Federalberghi: il Ristori uno non basta. Con il nuovo lockdown servono più sostegni agli hotel

Federalberghi, Bocca,In attesa che il Consiglio dei ministri approvi il nuovo decreto, chiamato dallo stesso premier Conte “Ristori bis”, arrivano dalle categorie le prime pressioni per attirare l’attenzione del governo sul proprio comparto. “Le strutture ricettive italiane versano in condizioni sempre più gravi e la situazione è purtroppo destinata ad aggravarsi nelle prossime settimane, per effetto delle misure di contenimento che hanno ridotto al lumicino la vita sociale”, dichiara infatti Bernabò Bocca.

Gli indennizzi adottati nei giorni scorsi – prosegue il presidente di Federalberghi – sono apprezzabili ma non sufficienti. In attesa della manovra di bilancio, che confidiamo contenga un intervento di più ampio respiro, chiediamo che il contributo a fondo perduto previsto dal decreto Ristori, che oggi è rapportato al solo mese di aprile, venga potenziato, elevando il parametro di calcolo e il tetto per azienda, e venga riferito a un periodo più ampio, che tenga conto dei danni subiti durante tutta la pandemia”.

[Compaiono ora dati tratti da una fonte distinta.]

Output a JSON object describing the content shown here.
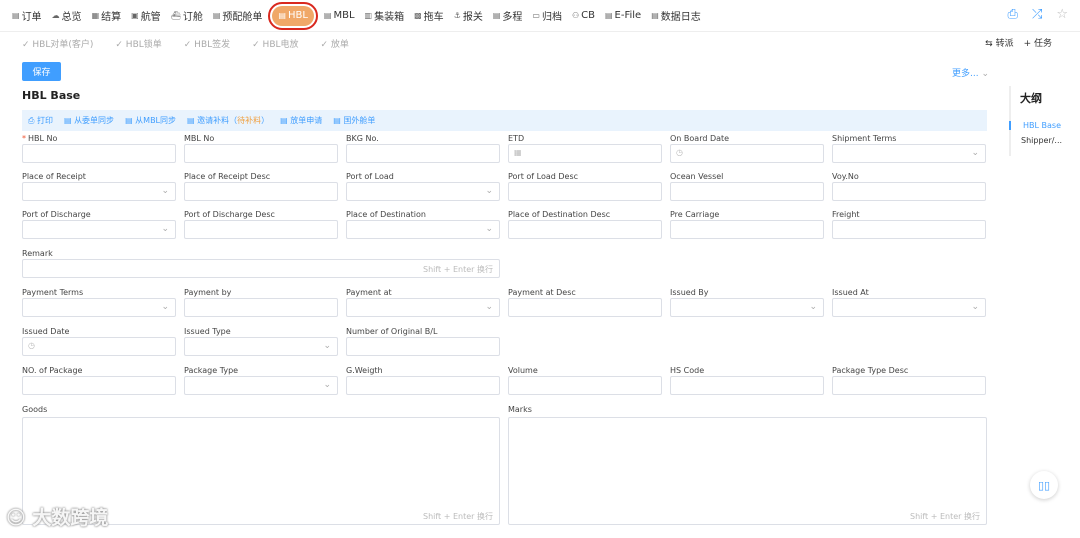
{
  "topnav": [
    {
      "label": "订单",
      "icon": "doc-icon"
    },
    {
      "label": "总览",
      "icon": "cloud-icon"
    },
    {
      "label": "结算",
      "icon": "calc-icon"
    },
    {
      "label": "航管",
      "icon": "ship-icon"
    },
    {
      "label": "订舱",
      "icon": "boat-icon"
    },
    {
      "label": "预配舱单",
      "icon": "manifest-icon"
    },
    {
      "label": "HBL",
      "icon": "hbl-icon",
      "active": true
    },
    {
      "label": "MBL",
      "icon": "mbl-icon"
    },
    {
      "label": "集装箱",
      "icon": "container-icon"
    },
    {
      "label": "拖车",
      "icon": "truck-icon"
    },
    {
      "label": "报关",
      "icon": "anchor-icon"
    },
    {
      "label": "多程",
      "icon": "route-icon"
    },
    {
      "label": "归档",
      "icon": "archive-icon"
    },
    {
      "label": "CB",
      "icon": "person-icon"
    },
    {
      "label": "E-File",
      "icon": "efile-icon"
    },
    {
      "label": "数据日志",
      "icon": "log-icon"
    }
  ],
  "subnav": [
    "HBL对单(客户)",
    "HBL锁单",
    "HBL签发",
    "HBL电放",
    "放单"
  ],
  "subnav_right": {
    "transfer": "转派",
    "task": "任务"
  },
  "save_label": "保存",
  "more_label": "更多...",
  "section_title": "HBL Base",
  "toolbar": {
    "print": "打印",
    "sync_order": "从委单同步",
    "sync_mbl": "从MBL同步",
    "invite_prefix": "邀请补料（",
    "invite_status": "待补料",
    "invite_suffix": "）",
    "release": "放单申请",
    "foreign": "国外舱单"
  },
  "outline": {
    "title": "大纲",
    "items": [
      "HBL Base",
      "Shipper/..."
    ]
  },
  "fields": {
    "hbl_no": "HBL No",
    "mbl_no": "MBL No",
    "bkg_no": "BKG No.",
    "etd": "ETD",
    "on_board_date": "On Board Date",
    "shipment_terms": "Shipment Terms",
    "place_of_receipt": "Place of Receipt",
    "place_of_receipt_desc": "Place of Receipt Desc",
    "port_of_load": "Port of Load",
    "port_of_load_desc": "Port of Load Desc",
    "ocean_vessel": "Ocean Vessel",
    "voy_no": "Voy.No",
    "port_of_discharge": "Port of Discharge",
    "port_of_discharge_desc": "Port of Discharge Desc",
    "place_of_destination": "Place of Destination",
    "place_of_destination_desc": "Place of Destination Desc",
    "pre_carriage": "Pre Carriage",
    "freight": "Freight",
    "remark": "Remark",
    "payment_terms": "Payment Terms",
    "payment_by": "Payment by",
    "payment_at": "Payment at",
    "payment_at_desc": "Payment at Desc",
    "issued_by": "Issued By",
    "issued_at": "Issued At",
    "issued_date": "Issued Date",
    "issued_type": "Issued Type",
    "num_original_bl": "Number of Original B/L",
    "no_of_package": "NO. of Package",
    "package_type": "Package Type",
    "g_weigth": "G.Weigth",
    "volume": "Volume",
    "hs_code": "HS Code",
    "package_type_desc": "Package Type Desc",
    "goods": "Goods",
    "marks": "Marks"
  },
  "textarea_hint": "Shift + Enter 换行",
  "watermark": "大数跨境"
}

Il Centro studi di Federalberghi stima in particolare che da gennaio a ottobre il sistema ricettivo italiano abbia registrato un calo delle presenze di circa il 60%. La situazione è però inevitabilmente destinata a peggiorare. Basti considerare che durante il lockdown primaverile, l’Istat aveva rilevato un calo del 91% delle presenze negli esercizi ricettivi: erano state 81 milioni nel trimestre marzo – maggio 2019, sono crollate a 7,3 milioni nello stesso periodo di quest’anno.